First Designate to the Presidency
- In office 8 May 1944 – 8 May 1948
- President: Teodoro Picado Michalski Santos León Herrera (acting)
- Preceded by: Teodoro Picado Michalski
- Succeeded by: Office abolished

Third Designate to the Presidency
- In office 8 May 1940 – 8 May 1944
- President: Rafael Ángel Calderón Guardia
- Preceded by: Rafael Ángel Calderón Guardia
- Succeeded by: Santos León Herrera

Personal details
- Born: Francisco Calderón Guardia 23 June 1906 San José, Costa Rica
- Died: 16 July 1977 (aged 71) San José, Costa Rica
- Party: PRN
- Relatives: Rafael Ángel Calderón Guardia (brother)

= Francisco Calderón Guardia =

Costa Rican businessman and politician (1906–1977)

Francisco Calderón Guardia (13 June 1906 - 17 July 1977) was a Costa Rican businessman and politician who served as First Designate to the Presidency from 1944 to 1948.

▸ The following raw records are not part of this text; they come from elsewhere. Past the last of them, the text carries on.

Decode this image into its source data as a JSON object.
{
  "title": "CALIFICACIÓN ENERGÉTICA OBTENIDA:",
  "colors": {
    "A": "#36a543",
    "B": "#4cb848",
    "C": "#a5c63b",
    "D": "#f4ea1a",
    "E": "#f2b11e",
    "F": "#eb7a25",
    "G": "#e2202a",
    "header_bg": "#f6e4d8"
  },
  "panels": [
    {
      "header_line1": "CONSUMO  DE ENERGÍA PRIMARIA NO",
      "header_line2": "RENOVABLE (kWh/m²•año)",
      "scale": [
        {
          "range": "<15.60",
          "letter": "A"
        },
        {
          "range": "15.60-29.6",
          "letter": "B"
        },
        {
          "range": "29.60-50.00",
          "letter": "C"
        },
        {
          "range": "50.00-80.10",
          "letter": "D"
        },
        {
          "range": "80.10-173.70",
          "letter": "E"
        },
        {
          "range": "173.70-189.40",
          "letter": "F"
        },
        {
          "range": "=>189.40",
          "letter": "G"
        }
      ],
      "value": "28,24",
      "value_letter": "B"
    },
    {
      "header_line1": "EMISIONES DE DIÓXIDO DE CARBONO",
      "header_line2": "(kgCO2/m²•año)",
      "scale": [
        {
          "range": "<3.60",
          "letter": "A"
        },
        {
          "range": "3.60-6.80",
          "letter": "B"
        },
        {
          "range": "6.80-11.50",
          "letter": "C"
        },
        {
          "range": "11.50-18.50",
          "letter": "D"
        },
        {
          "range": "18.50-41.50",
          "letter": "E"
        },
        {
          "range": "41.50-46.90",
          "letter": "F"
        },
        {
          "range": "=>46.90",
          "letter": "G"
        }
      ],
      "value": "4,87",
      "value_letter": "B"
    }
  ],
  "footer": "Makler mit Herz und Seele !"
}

Guardia was a member of the influential Calderón-Guardia family, born in San José, the son of Rafael Ángel Calderón Muñoz and Ana Maria Guardia Mora. He was married three times, first in 1937 with Leticia G.H.G. Bernini, second with Josefina Gonzalez and third in 1965 with Maria Luisa Lopez Mejia.

During the presidential administration of his brother Rafael Ángel Calderón Guardia, Francisco Calderón Guardia was Secretary of the Interior (1940-1942) and Minister of Public Security (1942-1944). From 1940 until 1944, Guardia was third Vice President of Costa Rica. During which time he served for five days (1 to 5 December 1941) as the interim President, while his brother was on a trip to Nicaragua. He was first Vice President of Costa Rica in the following administration of Teodoro Picado Michalski, 1944-1948.

After the civil war of 1948, Guardia and his brothers fled to Nicaragua. Later he moved to Mexico, from whence he returned to Costa Rica in 1958. He was again a member of the Costa Rican government as a deputy from 1958 to 1962 in the administration of Mario Echandi Jiménez. In 1966, he joined with his brother, Rafael Ángel, in forming the National Unification Party, and after his brother's death in 1970, Guardia became the most prominent figure in the party.

Francisco Calderón Guardia died in San Jose, Costa Rica, on 17 July 1977.